Entiendo a las personas que se sienten diferentes, que perciben en mundo como si no encajaran en él, que les cuesta un esfuerzo inimaginable funcionar como el resto del mundo, en las cosas triviales y sociales, que se sienten fuera e incapaces de hacerse comprender, y sé, y puedo darles la esperanza que existe un lugar para ellos, y que ese lugar se crea a partir de reconocer su propio valor y construir con otros el lugar donde pueden habitar.

Comprendo a la gente que voluntariamente daña a otra, en su desesperación, en su incapacidad de hallar otras salidas, en su visión que el mundo les ha quitado y deben arañar lo que puedan, como puedan, a costa del dolor humano, y sé, y puedo darles la esperanza que cuando renuncien a causar daño, sus ojos se abrirán para reconocer todo lo si recibido, para ver la bondad de la cual son objeto en cada momento de su vida, la belleza rodeándolos y habitándolos.

Hay otras cosas que me cuesta mucho comprender, porque no he estado ahí, así que se me hace infinitamente imposible entender a la gente que relega a otra gente, que cree que lo que puede dar es para unos pocos, restringidos, exclusivos, que crea ghettos y divisiones, que tiene el corazón tan pequeño que el resto de seres humanos no les caben.

No entiendo la gente que dice una cosa y hace lo contrario, que declara con su boca lo que sus actos niegan, que se justifica constantemente, que es incapaz de ver sus errores y comprender que es parte del problema, que los otros esperan dé el paso.

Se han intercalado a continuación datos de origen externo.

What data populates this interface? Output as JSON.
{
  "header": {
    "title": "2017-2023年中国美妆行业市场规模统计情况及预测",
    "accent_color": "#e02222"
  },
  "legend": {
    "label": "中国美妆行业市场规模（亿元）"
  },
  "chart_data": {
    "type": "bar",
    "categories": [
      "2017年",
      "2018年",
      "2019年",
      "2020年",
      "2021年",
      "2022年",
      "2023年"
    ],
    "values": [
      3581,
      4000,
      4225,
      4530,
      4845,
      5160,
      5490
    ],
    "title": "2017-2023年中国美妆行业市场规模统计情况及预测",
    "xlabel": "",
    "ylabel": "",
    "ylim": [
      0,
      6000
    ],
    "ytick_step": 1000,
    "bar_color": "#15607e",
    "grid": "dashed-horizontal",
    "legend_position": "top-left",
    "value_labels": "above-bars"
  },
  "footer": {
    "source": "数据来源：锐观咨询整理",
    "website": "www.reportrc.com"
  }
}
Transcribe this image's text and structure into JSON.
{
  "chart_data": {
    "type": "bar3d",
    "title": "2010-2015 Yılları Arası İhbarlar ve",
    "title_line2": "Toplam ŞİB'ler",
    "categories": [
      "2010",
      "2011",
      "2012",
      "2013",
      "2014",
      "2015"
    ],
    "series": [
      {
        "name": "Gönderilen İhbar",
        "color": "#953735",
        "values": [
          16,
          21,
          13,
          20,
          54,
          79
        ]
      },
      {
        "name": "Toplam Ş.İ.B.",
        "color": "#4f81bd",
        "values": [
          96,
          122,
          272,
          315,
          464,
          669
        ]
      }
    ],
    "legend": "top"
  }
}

No me cabe en la cabeza la gente que murmura, que dice del otro lo que es falso, que juega con la honra ajena o devela el secreto que no le ha sido permitido.

No comprendo a la gente que depende del dinero, que su felicidad está puesta en la posesión de cosas, que es incapaz de disfrutar con la sola presencia del otro y depende de la transacción monetaria, ciega a la maravilla cotidiana del contacto humano, de los asombrosos hechos naturales que los rodean, un amanecer, un pájaro que canta contra todo pronóstico bajo una ventana de ciudad, las risas compartidas en familia.

No sé si hay esperanza para a gente que no entiendo, no he estado ahí, no puedo dárselas, pero algo me dice en el corazón que también deben tenerla, debe haber un modo de mirarse a sí mismos, ver el daño que causan, y decidir obrar de otra manera.

Tal vez yo no te entienda, pero nunca voy a negarte la posibilidad de creer en ti y tu capacidad de transformar la realidad que te has fabricado hasta ahora.